Should I be using .copy() everywhere?
return df[df['color'] == 'blue'].copy()
(Aside) What's the performance of copy() like?
Eventually I'd like to chain simple transform functions like select_blue_cars:
blue_fords = select_fords(select_blue_cars(cars))
Edit: Having thought about this a bit more I think that I'm looking for a single transform which selects a copy from the dataframe without explicitly calling .copy(). That way I can write functions to do little transformations on the df and chain them.
Transposition for example df.T gives a new dataframe. There's no need to call .copy().
df2 = df.T
df2 = df.T.copy() # no need
It looks like, in the case of selection, .copy() is required for this pattern.

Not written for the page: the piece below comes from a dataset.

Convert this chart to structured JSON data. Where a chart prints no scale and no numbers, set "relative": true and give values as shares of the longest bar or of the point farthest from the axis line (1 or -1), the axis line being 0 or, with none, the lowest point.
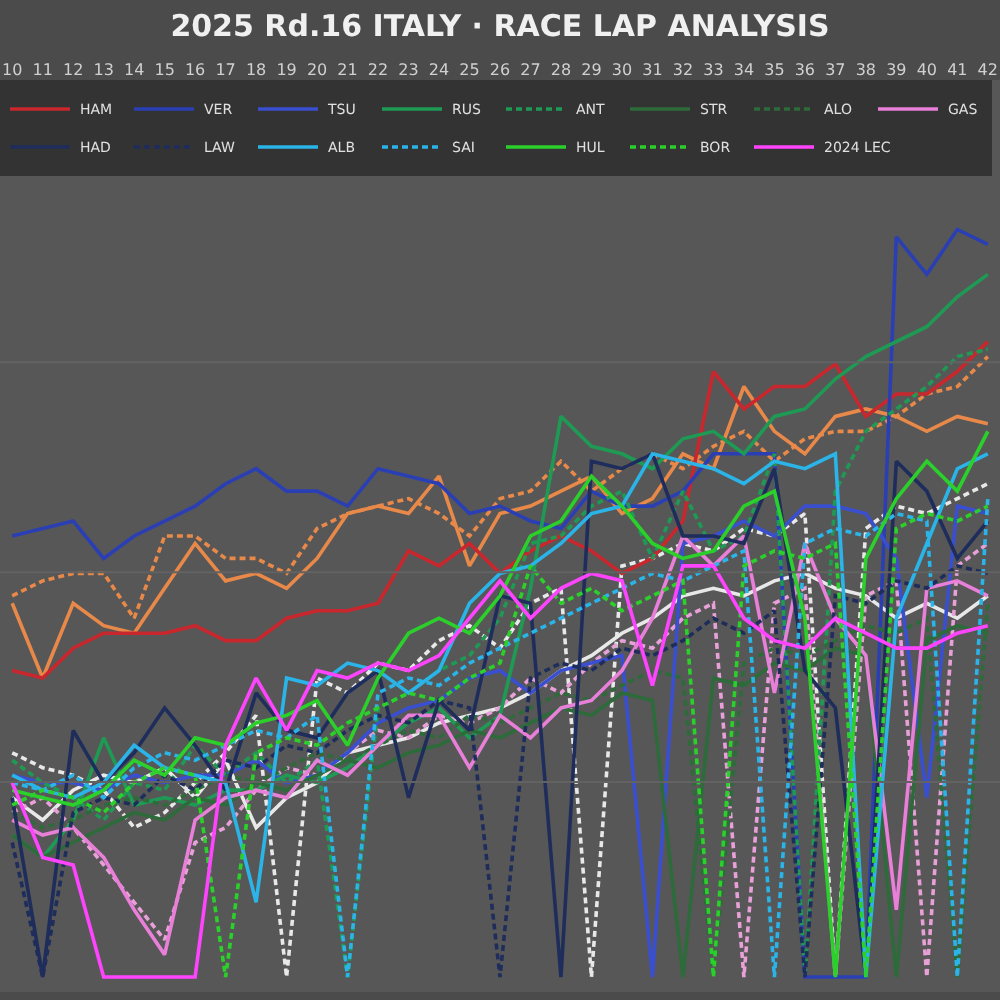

How you get around the SettingWithCopyWarning depends a bit on how long you plan on keeping the subset around. If you just want to briefly look at the price within a particular colour and then return to the overall dataframe, the suggestions JohnE has given are pretty good. If you actually want to keep the subset around and perform a bunch of separate analyses on it, then what I usually do is subset with .loc and explicitly copy, e.g.:
subset = df.loc[df['condition'] > 5, :].copy()

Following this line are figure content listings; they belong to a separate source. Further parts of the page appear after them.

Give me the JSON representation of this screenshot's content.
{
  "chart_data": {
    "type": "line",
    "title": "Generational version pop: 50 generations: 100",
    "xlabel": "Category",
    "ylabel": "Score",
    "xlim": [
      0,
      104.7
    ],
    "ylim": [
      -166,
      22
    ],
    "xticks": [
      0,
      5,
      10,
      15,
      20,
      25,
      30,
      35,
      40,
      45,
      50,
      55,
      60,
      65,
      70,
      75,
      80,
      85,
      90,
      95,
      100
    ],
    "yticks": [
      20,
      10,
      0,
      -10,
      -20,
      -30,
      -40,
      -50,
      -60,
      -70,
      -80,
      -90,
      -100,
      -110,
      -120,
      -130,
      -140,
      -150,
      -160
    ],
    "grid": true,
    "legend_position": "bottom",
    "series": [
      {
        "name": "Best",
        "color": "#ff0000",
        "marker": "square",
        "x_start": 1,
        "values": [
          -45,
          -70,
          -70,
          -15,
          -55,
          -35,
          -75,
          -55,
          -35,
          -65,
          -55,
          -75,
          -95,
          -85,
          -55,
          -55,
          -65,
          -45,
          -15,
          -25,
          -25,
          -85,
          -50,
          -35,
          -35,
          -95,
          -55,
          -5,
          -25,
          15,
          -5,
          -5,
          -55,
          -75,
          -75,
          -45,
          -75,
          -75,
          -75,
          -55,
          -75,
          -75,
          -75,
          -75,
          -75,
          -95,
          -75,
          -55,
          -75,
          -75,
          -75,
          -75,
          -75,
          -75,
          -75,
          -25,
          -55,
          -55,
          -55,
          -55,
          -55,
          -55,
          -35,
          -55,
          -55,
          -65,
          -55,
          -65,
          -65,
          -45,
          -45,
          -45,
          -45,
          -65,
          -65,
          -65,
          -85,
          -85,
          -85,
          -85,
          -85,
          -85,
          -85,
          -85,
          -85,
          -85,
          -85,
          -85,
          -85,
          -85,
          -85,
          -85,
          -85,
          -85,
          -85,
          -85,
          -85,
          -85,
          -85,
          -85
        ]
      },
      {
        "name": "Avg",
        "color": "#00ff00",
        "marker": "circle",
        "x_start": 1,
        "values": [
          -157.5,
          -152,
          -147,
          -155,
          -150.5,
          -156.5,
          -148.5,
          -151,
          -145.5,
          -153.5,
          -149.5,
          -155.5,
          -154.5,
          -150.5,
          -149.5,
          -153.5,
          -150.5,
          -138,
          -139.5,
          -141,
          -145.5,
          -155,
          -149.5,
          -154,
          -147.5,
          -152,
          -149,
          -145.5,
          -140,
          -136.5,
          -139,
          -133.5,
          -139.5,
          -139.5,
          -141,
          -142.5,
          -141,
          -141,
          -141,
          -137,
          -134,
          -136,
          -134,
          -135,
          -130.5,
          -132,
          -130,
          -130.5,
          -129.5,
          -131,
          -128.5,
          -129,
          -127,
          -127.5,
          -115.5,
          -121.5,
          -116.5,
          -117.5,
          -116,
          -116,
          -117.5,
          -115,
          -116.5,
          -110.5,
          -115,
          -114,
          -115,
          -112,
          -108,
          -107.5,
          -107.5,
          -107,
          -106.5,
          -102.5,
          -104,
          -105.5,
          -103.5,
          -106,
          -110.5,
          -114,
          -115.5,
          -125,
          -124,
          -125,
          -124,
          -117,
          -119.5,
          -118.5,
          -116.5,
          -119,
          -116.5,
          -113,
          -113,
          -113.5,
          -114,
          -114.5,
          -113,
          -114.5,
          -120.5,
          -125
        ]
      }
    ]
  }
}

In your code, this would be:
import pandas as pd
def select_blue_cars(df):
"""Returns a new dataframe of blue cars"""
return df.loc[df['color'] == 'blue', :].copy()
cars = pd.DataFrame({'color': ['blue', 'blue', 'red'], 'make': ['Ford', 'BMW', 'Ford']})
blue_cars = select_blue_cars(cars)
blue_cars['price'] = 10000
I think this remains one of the more confusing parts of pandas. You are actually asking 2 or 3 questions and the answers may be less simple than you'd think. Consequently, I'll make the simplifying assumption that you'll just keep everything in one dataset (if not, it's not that big a deal though), and give a simple answer.
What you want to do (in pseudocode):
price = 10000 if color == blue
The simplest way to do this is actually with numpy where():
cars['price'] = np.where( cars['color'] == 'blue', 10000, np.nan )
color make price
0 blue Ford 10000
1 blue BMW 10000
2 red Ford NaN
You can also nest where() so it's really very powerful and simple method for conditional setting like this. You can also use ix/loc/iloc (though you need to create an empty column for 'price' first):
cars.ix[ cars.color == 'blue', 'price' ] = 10000
And to briefly address the chained indexing warning, what it's mostly saying is don't try to do too much on the left hand side when setting values:
df[ df.y > 5 ]['x'] = df['z']
this is OK though:
df['x'] = df[ df.y > 5 ]['z']
Because the result of chained indexing may by a copy rather than reference, which will cause the former to fail but not the latter. You can also get around this by using ix/loc/iloc.